Monnaie unique / CEDEAO : un nouveau report décrédibilisera-t-il le projet ?

En visite chez le président nigérien Mahmadou Issoufou également coordonnateur de la coopération monétaire au sein de la CEDEAO, le président de la commission de la CEDEAO, Marcel de Souza, est revenu sur le projet de création d’une monnaie unique, assurant que celui-ci n’est pas réalisable à l’horizon 2020, comme initialement planifié. En cause, la situation économique de certains pays de la sous-région. Un énième report potentiellement préjudiciable pour la crédibilité du projet ?
Ristel Tchounand

« On ne peut plus aller à la monnaie unique en 2020 », a martelé Marcel de Souza, président de la commission de la Communauté économique Des Etats de l'Afrique de l'Ouest (CEDEAO) au sortir de sa rencontre ce lundi 14 août à Niamey (Niger) avec le président Mahmadou Issoufou également coordonnateur de la coopération monétaire au sein de la CEDEAO.  Ayant cette charge depuis 2013, le locataire du Palais présidentiel de Niamey a également pour responsabilité d'accompagner la création d'une monnaie unique propre à tout l'espace communautaire en 2020, conformément à la feuille de route adoptée par l'organisation communautaire.
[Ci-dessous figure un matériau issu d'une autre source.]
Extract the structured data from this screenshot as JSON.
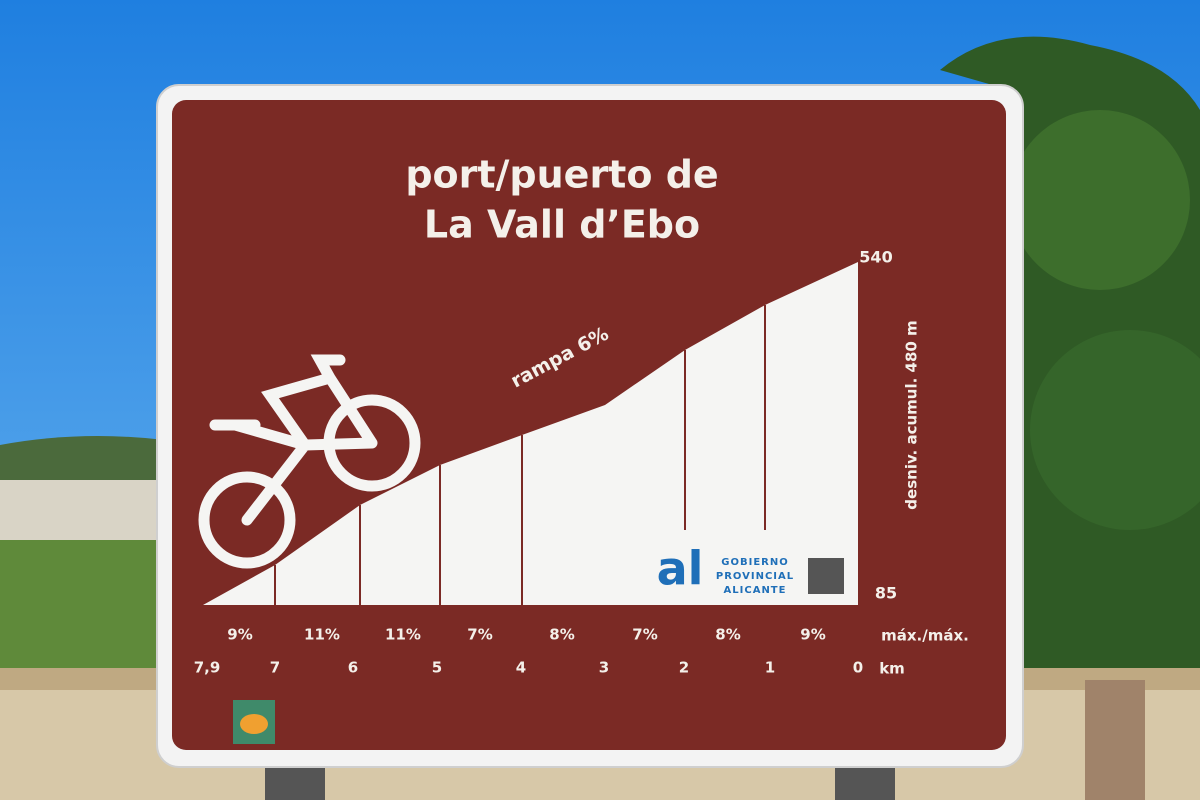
{
  "sign": {
    "title_line1": "port/puerto de",
    "title_line2": "La Vall d’Ebo",
    "elevation_top": "540",
    "elevation_bottom": "85",
    "elevation_gain": "desniv. acumul. 480 m",
    "ramp": "rampa 6%",
    "max_gradients": [
      "9%",
      "11%",
      "11%",
      "7%",
      "8%",
      "7%",
      "8%",
      "9%"
    ],
    "max_label": "máx./máx.",
    "km_marks": [
      "7,9",
      "7",
      "6",
      "5",
      "4",
      "3",
      "2",
      "1",
      "0"
    ],
    "km_unit": "km",
    "logo": {
      "mark": "al",
      "lines": [
        "GOBIERNO",
        "PROVINCIAL",
        "ALICANTE"
      ]
    }
  }
}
Cependant, estime, Marcel de Souza :

« L'analyse des critères de convergence et de stabilité montre que c'est un pari qui ne pourra pas être tenu, surtout dans la précipitation ».

Pour soutenir sa thèse, le patron de la commission de la CEDEAO évoque plusieurs contraintes dont les plus importantes concernent la situation économique de deux pays à l'impact majeur sur toute la sous-région. D'abord le Nigéria qui est entré dans une récession sans précédent en 2016 avec un taux d'inflation de 18% à fin décembre, ainsi que le Ghana qui présente, à son tour, un taux d'inflation moindre mais tout aussi grave de 15%. Or, face à ces deux économies, appuie cet expert des questions monétaires dans la sous-région, « les 8 pays de l'UEMOA réunis et même en bonne santé économique, ne représentent, en termes de PIB, qu'un peu au-dessus de 10% ».

Quid de la crédibilité du projet

En soi, les déclarations du président de la commission de CEDEAO ne sont pas une surprise. Ce n'est qu'une confirmation ou plutôt une affirmation plus stricte de ce qu'il avançait encore récemment avec précaution. « La monnaie, nous allons la créer, mais ce serait un échec assuré que de se précipiter. Prenons notre temps pour parvenir à la convergence de nos économies et à la stabilité » déclarait-il en juillet dernier. Un mois plutôt à l'ouverture de la 78ème session ordinaire du Conseil des ministres de la CEDEAO à Monrovia (Libéria), il assurait que le projet n'est réalisable que d'ici « 5 ou 10 ans ».

Cela fait 17 ans que les autorités ouest-africaines entendent accélérer le processus d'intégration monétaire sous-régionale avec, à la clé, la création d'une monnaie unique baptisée « Eco ». Celle-ci a pour vocation de remplacer le Fcfa et les monnaies des autres pays non soumis à l'héritage français. Mais depuis lors, le projet a déjà subi quatre reports. D'abord en 2003, puis en 2005 et 2009, avant que l'échéance de janvier 2015 ne soit à son tour annulée, pour laisser place aux nouveaux objectifs de 2020. Dans une étude intitulée « Pourquoi et quand instaurer une monnaie unique dans la CEDEAO ? » et réalisée en 2016, Ferdinand Bakoup et Daniel Ndoye, économistes à la BAD, appelaient à « réduire les risques d'un nouveau report, qui serait susceptible d'affecter la crédibilité de ce projet important ».

L'annulation du projet à l'horizon 2015 déjà avait fait débat. Et aujourd'hui, le nouveau rétropédalage de la CEDEAO est vraisemblablement sans surprise pour ceux qui suivent le dossier de prêt. En mai dernier dans une tribune publiée sur La Tribune Afrique, l'avocat financier d'origine togolaise, Tido Adokou, estimait qu'outre les réalités économiques des grands pays de la sous-région, la faible proportion des échanges intracommunautaires -qui n'a pas évolué depuis 17 ans- compromettait la pérennité d'un tel projet monétaire.

Désormais, les projecteurs restent braqués sur la CEDEAO pour voir ce qu'il adviendra de cette monnaie unique tant désirée qui en a fait rêver plus d'un parmi les anti-Fcfa.